Taxpayers, Congress, and state budget reviewers will receive program- and activity-level improper payment amounts, rates, and three-year trends, giving the public and policymakers clearer transparency into where federal funds are being lost.
Taxpayers and federal employees will see that budgets must disclose incomplete corrective actions and planned steps to address improper payments, increasing agency accountability for fixing problems.
Budget reviewers and Congress will have better, program-level data to target reforms or adjust funding based on documented multi-year trends, improving the ability to direct fixes where they matter most.
Program beneficiaries, taxpayers, and state governments could face short-term reductions in services if higher reported improper payment rates prompt budget cuts to affected programs.
Federal agencies will face increased administrative burden and costs to prepare detailed program- and activity-level improper payment reports, potentially diverting staff time from service delivery.

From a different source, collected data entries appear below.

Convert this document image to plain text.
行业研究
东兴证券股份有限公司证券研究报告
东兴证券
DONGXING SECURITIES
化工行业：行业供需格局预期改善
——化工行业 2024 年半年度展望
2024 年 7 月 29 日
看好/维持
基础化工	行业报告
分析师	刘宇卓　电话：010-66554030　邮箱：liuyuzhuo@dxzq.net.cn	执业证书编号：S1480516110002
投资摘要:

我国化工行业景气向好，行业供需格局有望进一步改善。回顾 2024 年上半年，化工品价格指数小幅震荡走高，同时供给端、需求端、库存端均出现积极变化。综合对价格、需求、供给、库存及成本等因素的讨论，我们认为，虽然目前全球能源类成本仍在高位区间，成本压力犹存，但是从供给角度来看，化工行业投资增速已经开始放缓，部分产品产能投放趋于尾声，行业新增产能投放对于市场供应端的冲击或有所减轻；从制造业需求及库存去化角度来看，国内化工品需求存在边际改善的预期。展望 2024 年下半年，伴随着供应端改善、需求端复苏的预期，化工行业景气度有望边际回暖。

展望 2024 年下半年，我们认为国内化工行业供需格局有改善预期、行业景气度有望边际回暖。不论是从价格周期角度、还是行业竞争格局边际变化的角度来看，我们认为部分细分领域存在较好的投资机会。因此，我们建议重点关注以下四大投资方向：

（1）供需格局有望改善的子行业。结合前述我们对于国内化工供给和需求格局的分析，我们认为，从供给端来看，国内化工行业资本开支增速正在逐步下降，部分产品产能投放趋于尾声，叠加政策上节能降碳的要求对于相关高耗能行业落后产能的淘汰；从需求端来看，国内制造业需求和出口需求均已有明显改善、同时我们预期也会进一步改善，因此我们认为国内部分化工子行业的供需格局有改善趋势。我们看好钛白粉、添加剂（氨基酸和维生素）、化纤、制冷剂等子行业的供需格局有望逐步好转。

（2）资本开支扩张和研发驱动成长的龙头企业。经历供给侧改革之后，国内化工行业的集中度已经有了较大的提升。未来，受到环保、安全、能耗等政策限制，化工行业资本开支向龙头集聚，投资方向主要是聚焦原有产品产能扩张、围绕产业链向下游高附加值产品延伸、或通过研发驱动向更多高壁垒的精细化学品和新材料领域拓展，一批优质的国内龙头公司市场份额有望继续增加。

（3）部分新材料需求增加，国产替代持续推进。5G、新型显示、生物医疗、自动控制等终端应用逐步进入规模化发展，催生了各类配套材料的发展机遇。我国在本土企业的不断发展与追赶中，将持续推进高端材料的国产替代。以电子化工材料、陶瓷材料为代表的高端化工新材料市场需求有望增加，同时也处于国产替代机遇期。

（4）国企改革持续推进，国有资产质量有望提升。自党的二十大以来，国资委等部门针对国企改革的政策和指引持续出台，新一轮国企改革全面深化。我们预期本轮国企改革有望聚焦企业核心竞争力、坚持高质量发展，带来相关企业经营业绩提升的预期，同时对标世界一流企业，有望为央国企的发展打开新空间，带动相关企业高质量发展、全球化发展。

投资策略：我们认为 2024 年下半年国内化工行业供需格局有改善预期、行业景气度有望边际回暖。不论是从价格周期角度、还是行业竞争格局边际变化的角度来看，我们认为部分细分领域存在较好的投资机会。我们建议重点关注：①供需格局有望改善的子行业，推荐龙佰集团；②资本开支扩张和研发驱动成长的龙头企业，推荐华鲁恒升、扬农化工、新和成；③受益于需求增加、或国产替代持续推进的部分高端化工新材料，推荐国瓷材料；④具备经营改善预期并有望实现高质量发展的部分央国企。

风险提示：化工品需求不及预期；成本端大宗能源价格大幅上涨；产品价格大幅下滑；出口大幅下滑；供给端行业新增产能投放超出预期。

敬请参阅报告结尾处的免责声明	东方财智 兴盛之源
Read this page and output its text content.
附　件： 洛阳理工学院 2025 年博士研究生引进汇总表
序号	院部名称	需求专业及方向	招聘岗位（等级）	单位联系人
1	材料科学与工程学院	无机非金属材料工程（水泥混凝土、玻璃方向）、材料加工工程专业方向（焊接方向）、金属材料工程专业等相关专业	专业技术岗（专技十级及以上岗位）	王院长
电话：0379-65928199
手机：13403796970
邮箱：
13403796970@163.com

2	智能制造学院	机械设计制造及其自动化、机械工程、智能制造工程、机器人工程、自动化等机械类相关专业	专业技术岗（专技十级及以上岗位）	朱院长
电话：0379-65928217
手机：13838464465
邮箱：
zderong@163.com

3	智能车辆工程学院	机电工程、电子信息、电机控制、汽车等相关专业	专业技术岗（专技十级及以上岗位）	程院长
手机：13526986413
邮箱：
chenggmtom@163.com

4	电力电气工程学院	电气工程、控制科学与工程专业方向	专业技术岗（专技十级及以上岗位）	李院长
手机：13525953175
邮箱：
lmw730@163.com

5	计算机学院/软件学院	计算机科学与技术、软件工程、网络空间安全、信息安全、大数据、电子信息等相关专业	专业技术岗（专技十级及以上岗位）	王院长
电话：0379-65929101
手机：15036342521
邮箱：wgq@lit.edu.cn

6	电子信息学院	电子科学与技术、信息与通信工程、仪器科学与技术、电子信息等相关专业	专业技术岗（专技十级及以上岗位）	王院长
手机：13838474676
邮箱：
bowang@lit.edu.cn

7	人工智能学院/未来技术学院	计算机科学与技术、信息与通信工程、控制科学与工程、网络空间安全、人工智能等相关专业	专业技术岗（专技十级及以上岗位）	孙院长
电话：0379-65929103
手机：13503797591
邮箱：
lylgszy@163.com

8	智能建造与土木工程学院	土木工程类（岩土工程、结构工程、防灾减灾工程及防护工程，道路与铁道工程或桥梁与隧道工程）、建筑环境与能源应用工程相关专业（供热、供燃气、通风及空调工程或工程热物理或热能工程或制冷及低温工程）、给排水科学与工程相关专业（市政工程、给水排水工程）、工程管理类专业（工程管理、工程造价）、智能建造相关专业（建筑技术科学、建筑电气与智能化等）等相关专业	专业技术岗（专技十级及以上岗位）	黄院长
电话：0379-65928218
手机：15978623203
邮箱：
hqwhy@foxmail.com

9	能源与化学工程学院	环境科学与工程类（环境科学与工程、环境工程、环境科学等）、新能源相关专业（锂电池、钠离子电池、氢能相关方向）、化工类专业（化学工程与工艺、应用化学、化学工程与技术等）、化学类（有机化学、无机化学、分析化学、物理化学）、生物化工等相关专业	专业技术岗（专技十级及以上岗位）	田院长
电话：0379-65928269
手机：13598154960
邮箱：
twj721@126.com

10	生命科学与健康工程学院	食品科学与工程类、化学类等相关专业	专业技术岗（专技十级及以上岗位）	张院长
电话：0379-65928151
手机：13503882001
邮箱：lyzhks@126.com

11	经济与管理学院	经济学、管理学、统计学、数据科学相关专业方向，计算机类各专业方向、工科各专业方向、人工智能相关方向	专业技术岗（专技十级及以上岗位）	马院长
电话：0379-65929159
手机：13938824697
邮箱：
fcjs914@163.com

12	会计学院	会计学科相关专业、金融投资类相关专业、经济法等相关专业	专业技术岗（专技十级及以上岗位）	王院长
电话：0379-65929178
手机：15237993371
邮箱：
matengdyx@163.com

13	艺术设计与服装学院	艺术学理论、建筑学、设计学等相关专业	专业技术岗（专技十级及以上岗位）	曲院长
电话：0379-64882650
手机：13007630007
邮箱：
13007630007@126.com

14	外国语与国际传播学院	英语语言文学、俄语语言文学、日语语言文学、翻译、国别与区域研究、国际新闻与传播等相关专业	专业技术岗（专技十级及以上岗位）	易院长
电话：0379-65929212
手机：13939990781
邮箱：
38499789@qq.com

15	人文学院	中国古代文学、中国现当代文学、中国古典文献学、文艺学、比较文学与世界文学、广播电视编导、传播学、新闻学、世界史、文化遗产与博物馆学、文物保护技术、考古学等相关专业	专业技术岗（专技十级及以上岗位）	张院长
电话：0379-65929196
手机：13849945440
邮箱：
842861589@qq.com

Disclosure of incomplete corrective actions could reveal sensitive program details or operational vulnerabilities, complicating fixes and creating security or operational risks for affected federal programs.
Based on analysis of 2 sections of legislative text.
Requires the President’s budget to include program- and activity-level improper payment amounts/rates, explanations of causes and trends, and descriptions of incomplete corrective actions with planned steps.
Introduced February 26, 2025 by John Peter Ricketts · Last progress February 26, 2025
Requires the President’s annual budget submission to include detailed improper payment information for each executive agency that must report on improper payments. Agencies must supply program- and activity-level improper payment amounts and rates, a plain-language narrative explaining why the amounts and rates occurred and how they trended over the prior three years, and descriptions of any incomplete corrective actions plus planned steps to finish them. The change increases transparency for Congress and the public about improper payments, gives budget reviewers more program-level data, and creates modest additional reporting work for agencies’ financial and compliance offices.